Stuff

I have stuff, lots of stuff. I guess you do too. I'll give you a guided tour of mine. I'm beginning to feel a little oppressed, maybe you can see why.

I like books. I have a lot of them. There are certainly more than four hundred. I know this because I have Ikea bookshelves. They hold something like twenty books per shelf and I have twenty-two shelves. In fact I know it is more than four hundred because there are three or four stacks in other parts of the house. My guess is the actual count is north of six hundred. I've been giving them away. Do you want some? Please drop by. Please.

As it turns out I also like music. I am an anti-hipster so almost all of mine are digital. It is far too labor intensive for me to own vinyl. You have to clean them. Life is too short. I have no earthly idea how many CDs are there. Every time the thought crosses my mind to count them my mind lurches to some safer ground like the moral decay of American society. I do know they've overflowed the shelving set aside for their keep and are settling out in various boxes like a boisterous stream deposits the sand it carries.

For a being that reveres Thoreau's dictum regarding new clothes ("I say, beware of all enterprises that require new clothes, and not rather a new wearer of clothes."), I have a large, motley, assortment. There are three chest of drawers, all of which I approach with trepidation. Several of the drawers are only approached under extreme duress. There are three closets. I don't know what is in two of these.

The basement. I don't like to visit the basement. That's not exactly true. The section that contains this computer is ok. I've got an awesome Logitech THX 2.1. If I turn it up you can hear it in the most distant reaches of the house.

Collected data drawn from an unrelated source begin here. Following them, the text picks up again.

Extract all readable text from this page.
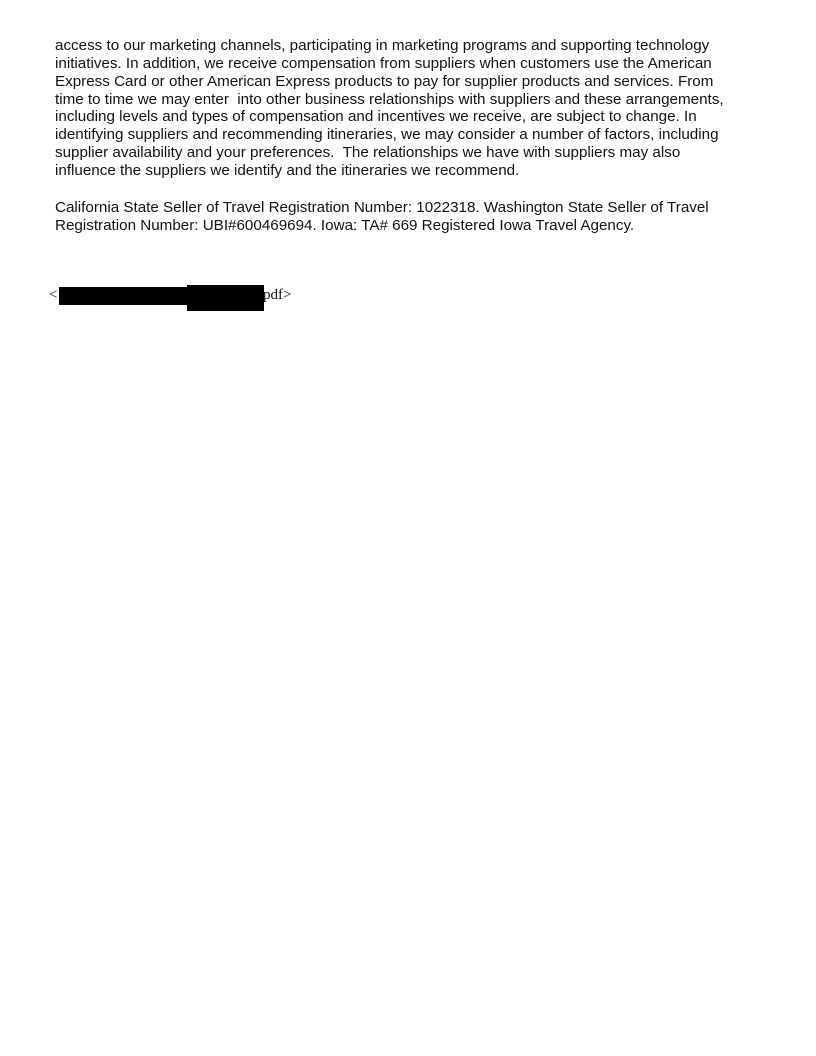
access to our marketing channels, participating in marketing programs and supporting technology
initiatives. In addition, we receive compensation from suppliers when customers use the American
Express Card or other American Express products to pay for supplier products and services. From
time to time we may enter  into other business relationships with suppliers and these arrangements,
including levels and types of compensation and incentives we receive, are subject to change. In
identifying suppliers and recommending itineraries, we may consider a number of factors, including
supplier availability and your preferences.  The relationships we have with suppliers may also
influence the suppliers we identify and the itineraries we recommend.

California State Seller of Travel Registration Number: 1022318. Washington State Seller of Travel
Registration Number: UBI#600469694. Iowa: TA# 669 Registered Iowa Travel Agency.

<	pdf>
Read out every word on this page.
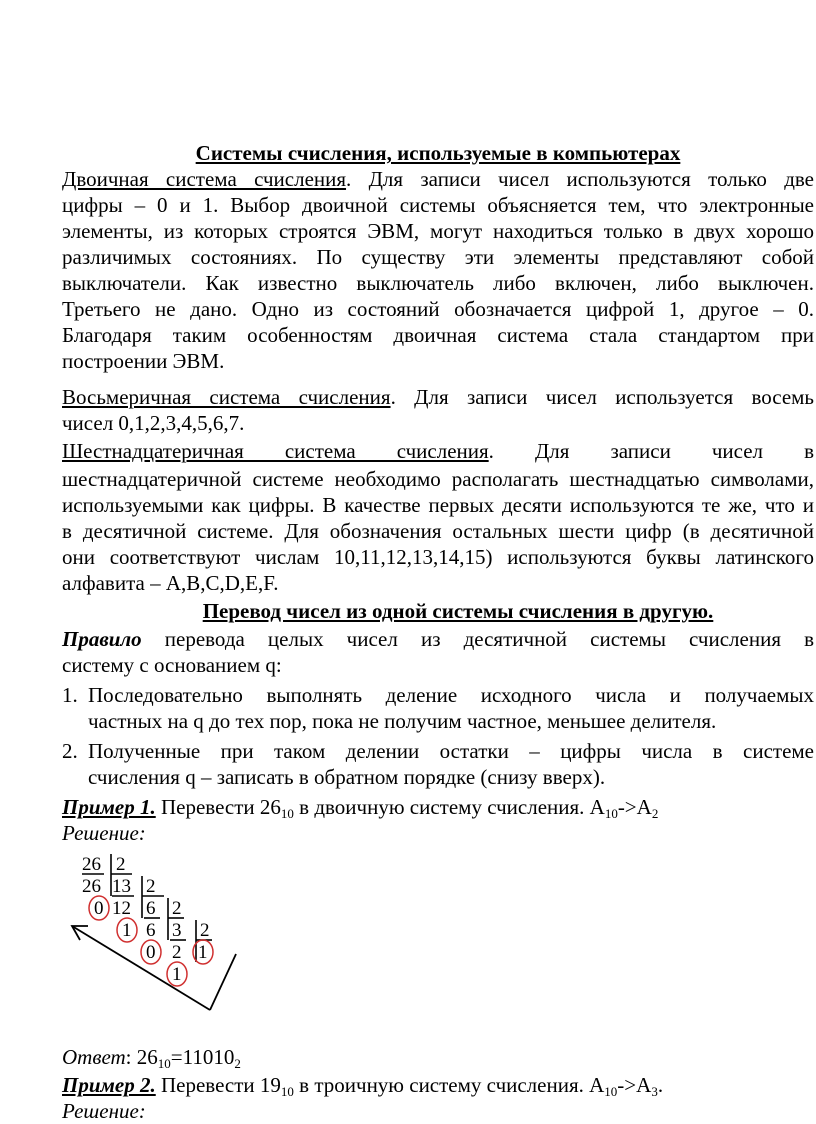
Системы счисления, используемые в компьютерах
Двоичная система счисления. Для записи чисел используются только две
цифры – 0 и 1. Выбор двоичной системы объясняется тем, что электронные
элементы, из которых строятся ЭВМ, могут находиться только в двух хорошо
различимых состояниях. По существу эти элементы представляют собой
выключатели. Как известно выключатель либо включен, либо выключен.
Третьего не дано. Одно из состояний обозначается цифрой 1, другое – 0.
Благодаря таким особенностям двоичная система стала стандартом при
построении ЭВМ.
Восьмеричная система счисления. Для записи чисел используется восемь
чисел 0,1,2,3,4,5,6,7.
Шестнадцатеричная система счисления. Для записи чисел в
шестнадцатеричной системе необходимо располагать шестнадцатью символами,
используемыми как цифры. В качестве первых десяти используются те же, что и
в десятичной системе. Для обозначения остальных шести цифр (в десятичной
они соответствуют числам 10,11,12,13,14,15) используются буквы латинского
алфавита – A,B,C,D,E,F.
Перевод чисел из одной системы счисления в другую.
Правило перевода целых чисел из десятичной системы счисления в
систему с основанием q:
1. Последовательно выполнять деление исходного числа и получаемых
частных на q до тех пор, пока не получим частное, меньшее делителя.
2. Полученные при таком делении остатки – цифры числа в системе
счисления q – записать в обратном порядке (снизу вверх).
Пример 1. Перевести $26_{10}$ в двоичную систему счисления. $A_{10}->A_2$
Решение:
Ответ: $26_{10}=11010_2$
Пример 2. Перевести $19_{10}$ в троичную систему счисления. $A_{10}->A_3$.
Решение:
26 2
26 13 2
0 12 6 2
1 6 3 2
0 2 1
1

The rest of the basement is accreting material like a lake accrets sediment. I fully expect to have the equivalent of sandstone any day now. I am certain, to borrow Rumsfeld's immortal phrase, to have unknown unknowns in the basement. Stuff that the existence of has passed from human memory. Do I have a 5/8ths socket? Maybe. I'm afraid to look. I don't want to go where it might be. Things go to die there. Like an elephant's graveyard, it is dangerous to trespass.

This is prologue to a desire. An expression of longing, of lingering despair. This is one of the central dichotomies of my mind. I would like there to be less. I like the books, but there are too many. I like the music, but it weighs on me.

There is a friend of mine. A gentleman I used to work with. He once described moving from Florida to Maryland. He got downsized and decided to move north. This has resonated with me for years. The reason is he decided to move with his car. One load. If it fit it moved. Everything else was left. This idea keeps banging around my skull. I am the dog wagged by this idea.

To change? What would it be like? What would it be like to not be afraid of the basement? Or to not have a basement? Maybe not accumulate so wantonly? Maybe not accumulate material that wants to become rock, become a mountain? What would it be like to hack away at my life. Lop off whole sections. Give them away. Let others carry these burdens. Would I feel lighter? Would the heaviness lift?